2.4. Antioxidant Activity of the Extracts

Free radical scavenging activity of the obtained four extracts was measured using 2,2-diphenyl-1-picrylhydrazyl (DPPH) method (absorbance at 517 nm), along with the β-carotene-linoleic acid (BCB) bleaching assay [71,78,79]. The DPPH is a stable free radical alcohol soluble and the assay is based on its scavenging by the active principles of the extracts, while BCB assay is based on the bleaching inhibition of this system by the extract biocompounds. The concentration of extract or the references compounds ascorbic acid (AA) and butylated hydroxyl toluene (BHT)) responsible for 50% of inhibition of DPPH radical or BCB bleaching inhibition after 24 h of incubation was determined [80,81,82].

2.5. Statistical Analysis

The results of the percentages of the fungal linear inhibition of six isolates of Fusarium oxysporuma as affected by four concentrations (500, 750, 1000 and 1250 mg/L) of the ethanol extract of C. maculatum leaves, A. saligna bark, S. terebinthifolius wood and Ficus eriobotryoides leaves were statistically analyzed with two-way analysis of variance (ANOVA) using SAS software (SAS Institute, Release 8.02, Cary, North Carolina State University, Raleigh, NC, USA) [83]. The means were compared against the control treatment according to Duncan’s Multiple Range Test at a 0.05 level of probability.

3. Results

3.1. Phytochemical Analysis of Extracts by HPLC

Table 1 presents the chemical compounds of the phenolic and flavonoid compounds as well as caffeine identified in the 80% ethanolic extracts from Conium maculatum leaves, Acacia saligna bark, Schinus terebinthifolius wood, and Ficus eriobotryoides leaves. Figure 1 shows the HPLC chromatograms of the identified compounds from studied extracts. The highest amounts (mg/kg extract) of chemical compounds p-hydroxy benzoic acid (444.37), benzoic acid (342.16), gallic acid (311.32), rosmarinic acid (117.87), vanillic acid (95.21) and p-coumaric acid (81.86) were observed in C. maculatum leaf extract. A. saligna bark extract showed the presence of gallic acid (2551.02), benzoic acid (1580.32), caffeine (106.73), and chlorogenic acid (103.50) followed by vanillin (69.46), caffeic acid (53.55), rosmarinic acid (49.57) and ferulic acid (42.17) as main compounds in mg/kg extract. The compounds quinol (2530.22), naringenin (1224.904), rutin (798.29), catechol (732.28), benzoic acid (697.73), quercetin (315.44), caffeic acid (302.27), caffeine (267.62), p-hydroxy benzoic acid (233.27), rosmarinic acid (187.66), chlorogenic acid (174.65), kaempferol (175.06) and o-coumaric acid (139.04) were observed as the highest amounts (mg/kg extract) identified in S. terebinthifolius wood extract. In the ethanol extract of F. eriobotryoides leaves, the highest peaks (mg/kg extract) observed were rutin (9168.03), o-coumaric acid (2016.93), p-hydroxy benzoic acid (1009.20), resveratrol (1156.99), and rosmarinic acid (574.907).
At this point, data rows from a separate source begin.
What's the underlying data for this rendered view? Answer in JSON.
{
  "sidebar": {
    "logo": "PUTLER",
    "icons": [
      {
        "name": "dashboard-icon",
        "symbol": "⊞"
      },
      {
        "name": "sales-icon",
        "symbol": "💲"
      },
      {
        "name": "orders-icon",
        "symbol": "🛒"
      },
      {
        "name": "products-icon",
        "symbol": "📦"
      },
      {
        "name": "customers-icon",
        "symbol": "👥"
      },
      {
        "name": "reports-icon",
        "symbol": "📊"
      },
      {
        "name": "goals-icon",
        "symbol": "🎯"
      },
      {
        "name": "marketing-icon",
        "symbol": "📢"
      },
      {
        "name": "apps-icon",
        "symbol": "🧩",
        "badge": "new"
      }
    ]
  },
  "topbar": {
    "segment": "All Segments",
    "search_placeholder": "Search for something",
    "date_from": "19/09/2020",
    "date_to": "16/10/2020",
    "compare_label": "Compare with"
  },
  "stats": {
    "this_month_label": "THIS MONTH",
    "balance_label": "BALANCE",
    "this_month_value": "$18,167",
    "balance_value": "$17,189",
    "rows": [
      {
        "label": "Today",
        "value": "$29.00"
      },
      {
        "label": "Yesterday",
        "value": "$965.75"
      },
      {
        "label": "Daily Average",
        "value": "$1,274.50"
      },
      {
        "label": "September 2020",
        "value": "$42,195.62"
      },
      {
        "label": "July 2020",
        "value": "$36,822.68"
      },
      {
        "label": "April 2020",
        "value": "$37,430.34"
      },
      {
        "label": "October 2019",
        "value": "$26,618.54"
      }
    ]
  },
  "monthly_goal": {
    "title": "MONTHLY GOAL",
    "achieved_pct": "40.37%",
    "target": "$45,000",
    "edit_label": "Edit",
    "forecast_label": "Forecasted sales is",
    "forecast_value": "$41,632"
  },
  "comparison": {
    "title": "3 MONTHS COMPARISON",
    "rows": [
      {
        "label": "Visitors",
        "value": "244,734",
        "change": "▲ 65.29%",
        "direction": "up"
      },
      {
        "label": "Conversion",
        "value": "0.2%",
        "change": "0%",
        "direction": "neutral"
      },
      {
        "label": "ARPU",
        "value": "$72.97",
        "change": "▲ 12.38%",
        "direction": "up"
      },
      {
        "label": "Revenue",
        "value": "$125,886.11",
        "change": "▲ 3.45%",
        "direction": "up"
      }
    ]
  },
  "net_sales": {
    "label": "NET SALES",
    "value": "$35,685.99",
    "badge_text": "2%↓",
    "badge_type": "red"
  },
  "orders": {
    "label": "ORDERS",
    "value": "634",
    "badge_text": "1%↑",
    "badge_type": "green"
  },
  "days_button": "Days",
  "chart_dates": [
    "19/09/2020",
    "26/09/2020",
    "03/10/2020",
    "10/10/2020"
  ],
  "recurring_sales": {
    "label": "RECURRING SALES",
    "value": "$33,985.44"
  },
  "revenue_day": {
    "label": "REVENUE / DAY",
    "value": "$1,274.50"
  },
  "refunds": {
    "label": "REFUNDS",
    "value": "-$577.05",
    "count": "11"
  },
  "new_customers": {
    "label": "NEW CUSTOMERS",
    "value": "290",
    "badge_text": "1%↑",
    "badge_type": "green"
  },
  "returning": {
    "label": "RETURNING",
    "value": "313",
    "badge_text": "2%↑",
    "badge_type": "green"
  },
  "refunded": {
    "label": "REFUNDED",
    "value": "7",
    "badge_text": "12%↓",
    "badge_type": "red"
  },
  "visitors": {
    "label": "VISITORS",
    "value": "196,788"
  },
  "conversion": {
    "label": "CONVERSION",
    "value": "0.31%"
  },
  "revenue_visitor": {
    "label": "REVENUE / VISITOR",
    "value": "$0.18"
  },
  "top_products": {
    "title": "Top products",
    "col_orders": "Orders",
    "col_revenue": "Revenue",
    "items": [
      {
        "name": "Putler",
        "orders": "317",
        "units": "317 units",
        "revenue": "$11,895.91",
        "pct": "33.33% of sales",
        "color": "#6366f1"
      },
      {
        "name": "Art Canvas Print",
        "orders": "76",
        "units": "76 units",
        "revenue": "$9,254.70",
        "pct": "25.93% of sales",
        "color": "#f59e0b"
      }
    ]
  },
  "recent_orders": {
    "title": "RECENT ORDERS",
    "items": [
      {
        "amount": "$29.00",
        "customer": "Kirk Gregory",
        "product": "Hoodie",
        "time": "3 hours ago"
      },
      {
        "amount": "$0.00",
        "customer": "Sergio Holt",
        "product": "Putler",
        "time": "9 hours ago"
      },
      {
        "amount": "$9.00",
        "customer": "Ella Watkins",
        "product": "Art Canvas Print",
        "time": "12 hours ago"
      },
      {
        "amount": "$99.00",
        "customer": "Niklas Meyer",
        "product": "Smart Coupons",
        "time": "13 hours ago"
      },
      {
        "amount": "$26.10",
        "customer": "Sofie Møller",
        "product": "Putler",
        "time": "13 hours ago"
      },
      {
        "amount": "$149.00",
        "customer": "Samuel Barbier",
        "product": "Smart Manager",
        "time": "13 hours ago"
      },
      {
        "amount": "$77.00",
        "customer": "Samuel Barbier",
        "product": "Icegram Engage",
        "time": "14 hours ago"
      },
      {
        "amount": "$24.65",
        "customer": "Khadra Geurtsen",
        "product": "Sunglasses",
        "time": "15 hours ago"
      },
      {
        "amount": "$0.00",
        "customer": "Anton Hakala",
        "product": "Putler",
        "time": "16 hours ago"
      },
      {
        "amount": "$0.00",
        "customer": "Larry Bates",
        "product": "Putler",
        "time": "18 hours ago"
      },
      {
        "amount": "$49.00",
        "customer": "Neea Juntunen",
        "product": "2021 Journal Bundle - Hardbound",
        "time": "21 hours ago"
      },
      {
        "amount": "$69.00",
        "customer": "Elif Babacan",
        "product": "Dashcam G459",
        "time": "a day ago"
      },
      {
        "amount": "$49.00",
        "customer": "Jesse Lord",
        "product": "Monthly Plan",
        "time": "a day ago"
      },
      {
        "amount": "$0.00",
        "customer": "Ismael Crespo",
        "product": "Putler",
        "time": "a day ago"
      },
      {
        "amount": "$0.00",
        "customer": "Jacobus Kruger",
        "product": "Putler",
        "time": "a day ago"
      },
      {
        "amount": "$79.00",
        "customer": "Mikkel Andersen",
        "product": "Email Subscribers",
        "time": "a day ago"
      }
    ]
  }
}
3.2. Antifungal Activity of Extracts

Figure 2 shows the visual observation of the activity of four plant extracts (C. maculatum leaves, A. saligna bark, S. terebinthifolius wood and F. eriobotryoides leaves against six isolates of F. oxysporum. It can be seen that with the increase in the extract’s concentration, the mycelial inhibition percentage of fungi is increased.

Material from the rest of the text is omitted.